A question on the size of an admissible ordinal

Question

Let $\mathbf{L}_{\varsigma}$ be the level of ordinal $\varsigma$ of Gödel's constructible universe $\mathbf{L}$. Let $\Sigma_{3}$-KP be Kripke-Platek set theory with infinity and $\Sigma_{3}$-$collection$ and $\Sigma_{3}$-$comprehension$. Let $\sigma$ be the least ordinal such that $\mathbf{L}_{\sigma}$ models $\Sigma_{3}$-KP. If $\sigma$ is not a $\Sigma_{3}$-admissible ordinal, then what is it?

Answer 1

Some references to literature: In "Reflection and Partition Properties of Admissible Ordinals" (Annals of Math. Logic vol. 22, iss. 3, 1982), Kranakis defines a $\Sigma_n$-admissible ordinal to be an $\alpha$ is closed under rudimentary functions and satisfies the $\Sigma_n$-collection schema. If you are defining a $\Sigma_3$-admissible ordinal in this way, then $\sigma$ is $\Sigma_3$-admissible, as $L_\sigma$ is closed under rud. functions (by $L_\sigma\vDash\mathrm{KP}$) and $L_\sigma$ satisfies $\Sigma_3$-separation by definition.
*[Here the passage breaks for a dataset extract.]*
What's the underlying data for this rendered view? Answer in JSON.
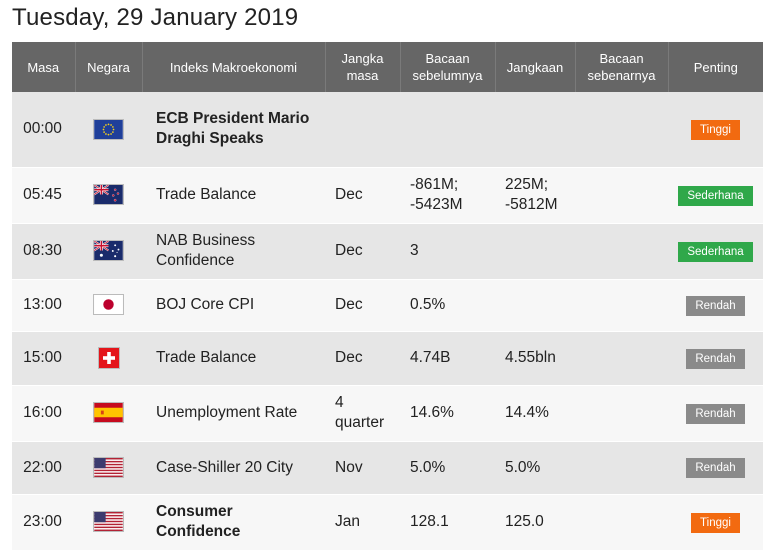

In "An Introduction to the Fine Structure of the Constructible Hierarchy" (1974), Devlin uses the same definition of "$\Sigma_n$-admissible ordinal", except calling the $\Sigma_n$-collection schema by the name of "$\Sigma_n$-replacement" (although the schema listed is what is usually now called the $\Sigma_n$-collection schema).

There are characterizations of the ordinals in your question in terms of elementary substructures which may shed light on their relative size. Let $\delta$ be least such that $L_\delta$ is $\Sigma_3$-admissible. Once it is shown that $L_\delta$ and $L_\sigma$ satisfy the axiom $V=HC$ ("every set is hereditarily countable"), theorem 2.2 of Kranakis's paper is applicable to show that $\sigma$ is least such that the ordinals $\xi$ where $\{\xi<\sigma\mid L_\xi\prec_{\Sigma_3}L_\sigma\}$ is cofinal in $\sigma$, and theorem 2.3 is applicable to show that $\delta$ is least such that $\delta$ is $\Pi_2$-reflecting on $\{\xi<\delta\mid L_\xi\prec_{\Sigma_2}L_\sigma\}$, where $\prec_\Gamma$ denotes the elementary substructure relation with elementarity restricted to a class of formulas $\Gamma$.

---

For the reader interested in large countable ordinals $\alpha$ such that $L_\alpha$ satisfies extensions of KP like the one you mention, some relevant papers include W. Marek's "Some comments on the paper by Artigue, Isambert, Perrin and Zalc" (Fundamenta Mathematicae vol. 101, iss. 3, 1978) and R. Gostanian's "Constructible Models of Subsystems of ZF" (Journal of Symbolic Logic vol. 45, no. 2, 1980) and some of the work in S.-D. Friedman's "Parameter-Free Uniformization." (Proceedings of the American Mathematical Society vol. 136, no. 9, 2008), in addition to Kranakis's.